Segundo o advogado italiano radicado no Brasil, Davi Manzini, fundador da assessoria que auxilia ítalo-descendentes no reconhecimento da dupla cidadania, Nostrali Cidadania Italiana, a fila de espera para esse reconhecimento em consulados no Brasil chega a 10 anos, não sendo nem possível visualizar e acompanhar o processo.

“A verdade é que a Itália não investe em melhorar os processos e os consulados estão lotados de requerentes que buscam cidadania para viajar, estudar fora ou ter uma carta na manga para sair do país caso a situação aperte”, diz Manzini.

O que as famílias com grandes fortunas têm feito para driblar essa dificuldade é contratar um advogado italiano para requerer na Itália a cidadania em vias judiciais. Essa é considerada uma causa ganha pela constituição italiana ser clara quanto ao direito de descendência.

Para custear esse processo judicial são pagos cerca de R$ 500 mil. E a corrida pela cidadania está a todo vapor antes que alguma nova lei, mais restritiva com imigrantes, seja criada.

“Esse mercado de cidadania virou milionário, fomentando muitos escritórios de advocacia. Mas já existe o início de movimentações de restrições no meio político”, afirma o fundador da Nostrali Cidadania Italiana.

As grandes fortunas pelo mundo

A Itália é o sexto país entre os principais destinos dos milionários globais. No topo da lista das grandes fortunas está um país (ainda) não muito procurado pelos brasileiros: os Emirados Árabes Unidos.

Segundo estudo da consultoria Henley & Partners, o país deve receber, em 2024, 6,7 mil milionários graças às suas políticas tributárias amigáveis e incentivo a um ‘golden visa’, além de grande infraestrutura de luxo em sua capital Dubai.

O segundo país da lista, com projeção de atrair 3.800 milionários neste ano, é um dos que mais agrada os brasileiros: os Estados Unidos. Porém, o território americano é interessante como opção de vida, mas passa longe da eficiência tributária.

O país aplica um ‘global taxation’, ou seja, uma cobrança de imposto na renda do portfólio global do residente/cidadão americano, não dando benefícios para estruturas offshore. E possui uma das maiores alíquotas progressivas de imposto do mundo, chegando a 37% no âmbito federal mais 10% na esfera estadual.

“Os brasileiros têm nos EUA um país referência quando falamos de desenvolvimento, oportunidades e segurança, porém, esquecem de avaliar os impactos fiscais que podem incidir. Os custos são bem maiores que no Brasil”, afirma Bruno Cury, private client advisor da consultoria de imigração Henley & Partners.

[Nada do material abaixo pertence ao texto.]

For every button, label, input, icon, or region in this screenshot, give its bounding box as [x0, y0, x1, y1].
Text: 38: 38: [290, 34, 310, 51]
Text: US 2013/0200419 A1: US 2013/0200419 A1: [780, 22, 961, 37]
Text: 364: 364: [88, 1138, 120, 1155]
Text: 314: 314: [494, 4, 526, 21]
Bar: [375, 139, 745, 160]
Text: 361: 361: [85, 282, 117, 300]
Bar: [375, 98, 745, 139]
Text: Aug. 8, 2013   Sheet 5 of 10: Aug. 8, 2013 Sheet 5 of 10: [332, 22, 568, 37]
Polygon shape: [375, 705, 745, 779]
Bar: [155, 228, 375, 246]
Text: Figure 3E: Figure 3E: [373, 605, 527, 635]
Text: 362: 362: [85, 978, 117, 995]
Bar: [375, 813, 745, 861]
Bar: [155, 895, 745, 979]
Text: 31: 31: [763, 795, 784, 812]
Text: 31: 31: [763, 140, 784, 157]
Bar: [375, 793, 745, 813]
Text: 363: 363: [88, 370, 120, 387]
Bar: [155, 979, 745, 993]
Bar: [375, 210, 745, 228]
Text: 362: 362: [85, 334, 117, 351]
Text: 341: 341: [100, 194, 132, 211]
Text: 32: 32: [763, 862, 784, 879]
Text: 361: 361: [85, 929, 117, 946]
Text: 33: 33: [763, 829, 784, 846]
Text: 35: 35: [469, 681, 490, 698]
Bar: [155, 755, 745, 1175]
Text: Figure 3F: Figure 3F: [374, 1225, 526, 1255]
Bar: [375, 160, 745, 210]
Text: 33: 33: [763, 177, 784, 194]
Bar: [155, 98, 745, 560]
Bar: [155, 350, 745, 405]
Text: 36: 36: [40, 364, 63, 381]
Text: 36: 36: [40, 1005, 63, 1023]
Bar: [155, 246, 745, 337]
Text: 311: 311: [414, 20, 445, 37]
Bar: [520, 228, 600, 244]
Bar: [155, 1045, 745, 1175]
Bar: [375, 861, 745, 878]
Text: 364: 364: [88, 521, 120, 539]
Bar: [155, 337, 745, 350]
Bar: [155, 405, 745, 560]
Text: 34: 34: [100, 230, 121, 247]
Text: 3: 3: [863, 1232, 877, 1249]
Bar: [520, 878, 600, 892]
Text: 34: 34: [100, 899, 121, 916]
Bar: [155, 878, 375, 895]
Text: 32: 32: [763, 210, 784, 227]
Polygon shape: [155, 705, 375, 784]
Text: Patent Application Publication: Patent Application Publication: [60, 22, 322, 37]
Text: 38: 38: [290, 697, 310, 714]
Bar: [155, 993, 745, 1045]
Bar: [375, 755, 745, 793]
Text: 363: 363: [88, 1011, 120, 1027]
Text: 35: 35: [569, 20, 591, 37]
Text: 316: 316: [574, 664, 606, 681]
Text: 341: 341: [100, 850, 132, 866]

De acordo com o estudo da consultoria, o Brasil aparece na sexta posição entre os países que mais devem perder milionários este ano. O fluxo projetado de saída líquida de contribuintes de alto patrimônio (high net worth individuals ou “HNWI”) em 2024 é de 800 brasileiros.

No topo dessa lista de migração de grandes fortunas aparece a China (menos 15,2 mil chineses), o Reino Unido, que continua sofrendo com as consequências do Brexit (menos 9,5 mil), em seguida vem a populosa Índia (menos 4,3 mil), seguida de Coreia do Sul (menos 1,2 mil) e Rússia (menos 1 mil).

O fato é que incentivos para atrair grandes fortunas é uma política antiga e bem usada por vários países, mas que tem mudado de mãos nos últimos anos em um cenário geopolítico mais complicado.

Além disso, a decisão de viver em outro lugar é mais complexa do que apenas a análise financeira. Muitos brasileiros podem estar insatisfeitos de pagar mais impostos, mas é preciso fazer as contas e avaliar o que vale mais a pena fazer.

“O contribuinte bem assessorado fiscalmente pode acabar concluindo que a mudança para outro país sem benefícios pode até ser melhor”, diz Valverde, do TozziniFreire Advogados. “Outros acabam decidindo que ficar no Brasil, com planejamento adequado, pode ser uma opção mais viável economicamente.”